O Natal nunca foi unanimidade, e o cinema oferece provas à mancheia para tal constatação. Parece que grandes tragédias, íntimas e de dimensões planetárias, esperam aquele tempinho mágico definido pela última semana do ano para, afinal, romper a casca do inaudito e vir à tona, deixando um rastro de corações despedaçados, de lágrimas, às vezes de sangue. De Billy Wilder (1906-2002), com “Se Meu Apartamento Falasse” (1960), cult mais e mais atemporal, a Chris Columbus, o mago por trás do fenômeno “Esqueceram de Mim” (1990), passando por “O Grinch” (2000), dirigido por Ron Howard, e “O Estranho Mundo de Jack” (1993), de Tim Burton e Henry Selick, celebrações natalinas sempre renderam grandes histórias.
Como a humanidade caminha mesmo para o abismo da massificação de tudo, o Natal tem servido muito mais para promover marcas, artistas e os produtos que vendem ou representam, e é exatamente essa a finalidade de “Sintonia de Natal”. Inaugurando a safra de produções temáticas da Netflix, o filme de Rusty Cundieff é muito mais que a habitual coleção de lugares-comuns que a época inspira: é o vaivém enjoativo de uma premissa bolorenta, que funciona à perfeição caso você seja um fã ardoroso de um certo Pentatonix, um quinteto texano de intérpretes à capela. Se não, só mesmo o Bom Velhinho, depois de algumas doses de gim, para aguentar.
Layla mantém um namoro sereno com Tanner, de Brendan Morgan, e está viajando para passar o Natal com ele. Por causa da nevasca, o voo é cancelado e enquanto aguarda em três listas de espera, utiliza os serviços da sala exclusiva do aeroporto, graças ao cartão corporativo da empresa. Depois de se servir do bufê repetidas vezes, senta-se num grande sofá de couro marrom e beberica uma taça de vinho, observada por um homem alto, que se aproxima. Ele pede para acomodar-se perto dela e os dois conversam amenidades, até que as roteiristas Molly Haldeman e Camilla Rubis encontram o gancho para mencionar o show do tal Pentatonix, para onde Layla pretende ir com Tanner.
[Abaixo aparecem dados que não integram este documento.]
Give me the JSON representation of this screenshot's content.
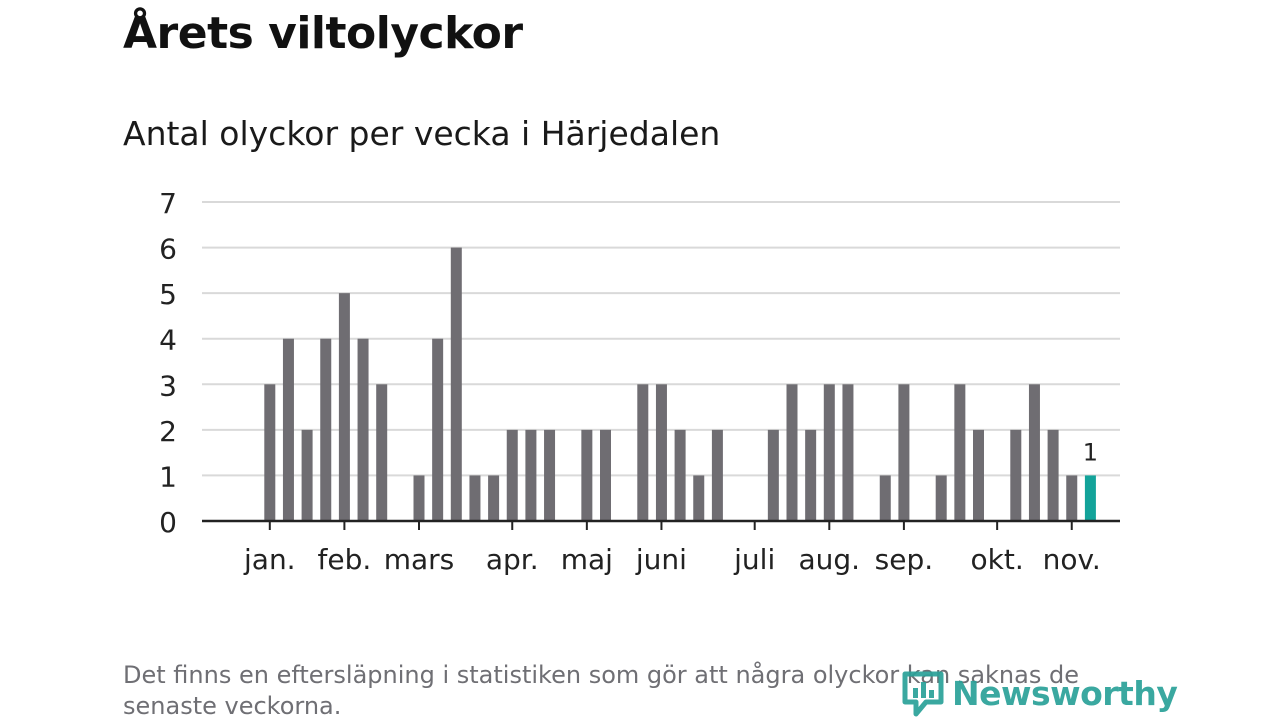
{
  "title": "Årets viltolyckor",
  "subtitle": "Antal olyckor per vecka i Härjedalen",
  "footnote": "Det finns en eftersläpning i statistiken som gör att några olyckor kan saknas de senaste veckorna.",
  "logo_text": "Newsworthy",
  "colors": {
    "bar": "#6f6d72",
    "highlight": "#13a39a",
    "grid": "#d9d9d9",
    "axis": "#222222",
    "logo": "#2aa198"
  },
  "chart_data": {
    "type": "bar",
    "title": "Antal olyckor per vecka i Härjedalen",
    "xlabel": "",
    "ylabel": "",
    "ylim": [
      0,
      7
    ],
    "yticks": [
      0,
      1,
      2,
      3,
      4,
      5,
      6,
      7
    ],
    "grid": true,
    "week_count": 48,
    "weeks": [
      1,
      2,
      3,
      4,
      5,
      6,
      7,
      8,
      9,
      10,
      11,
      12,
      13,
      14,
      15,
      16,
      17,
      18,
      19,
      20,
      21,
      22,
      23,
      24,
      25,
      26,
      27,
      28,
      29,
      30,
      31,
      32,
      33,
      34,
      35,
      36,
      37,
      38,
      39,
      40,
      41,
      42,
      43,
      44,
      45,
      46,
      47,
      48
    ],
    "values": [
      0,
      0,
      3,
      4,
      2,
      4,
      5,
      4,
      3,
      0,
      1,
      4,
      6,
      1,
      1,
      2,
      2,
      2,
      0,
      2,
      2,
      0,
      3,
      3,
      2,
      1,
      2,
      0,
      0,
      2,
      3,
      2,
      3,
      3,
      0,
      1,
      3,
      0,
      1,
      3,
      2,
      0,
      2,
      3,
      2,
      1,
      1,
      0
    ],
    "highlight_week": 47,
    "highlight_label": "1",
    "month_labels": [
      {
        "label": "jan.",
        "week": 3
      },
      {
        "label": "feb.",
        "week": 7
      },
      {
        "label": "mars",
        "week": 11
      },
      {
        "label": "apr.",
        "week": 16
      },
      {
        "label": "maj",
        "week": 20
      },
      {
        "label": "juni",
        "week": 24
      },
      {
        "label": "juli",
        "week": 29
      },
      {
        "label": "aug.",
        "week": 33
      },
      {
        "label": "sep.",
        "week": 37
      },
      {
        "label": "okt.",
        "week": 42
      },
      {
        "label": "nov.",
        "week": 46
      }
    ]
  }
}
Ainda que não pareça inclinada ao adultério, Layla demonstra seu interesse pelo estranho, que se apresenta como James — nem vou perder tempo reproduzindo a blague sobre “A Felicidade Não Se Compra” (1946), de Frank Capra (1897-1991), e o outro James, o Stewart, um verdadeiro sacrilégio —, fala da banda e caso estivessem num lugar menos civilizado, o flerte poderia ter evoluído para algo mais tórrido. Christina Milian e Kofi Siriboe de fato têm química juntos, mas o enredo precisa seguir; só por essa razão Layla consegue finalmente embarcar e surpreende o namorado com outra. Pano longo.
De acordo com o que haviam combinado, caso estivessem solteiros, Layla e James ver-se-iam no próximo concerto de Natal do Pentatonix, e é aí que entra o quarto elemento dessa novela. Teddy, um faz-tudo profissional que continua no emprego por um fio, negligenciando o talento para a cozinha, tem de arrumar o ingresso que irá permitir que Layla vá ao espetáculo e ache o homem com quem poderia ter vivido um romance, não estivesse comprometida com o desleal Tanner. Todo mundo é capaz de prever o que acontece, e, sim, os personagens de Milian e Devale Ellis, depois de toda sorte de azáfama e mal-entendidos, terminam juntos. Mas o que o Natal tem com isso?!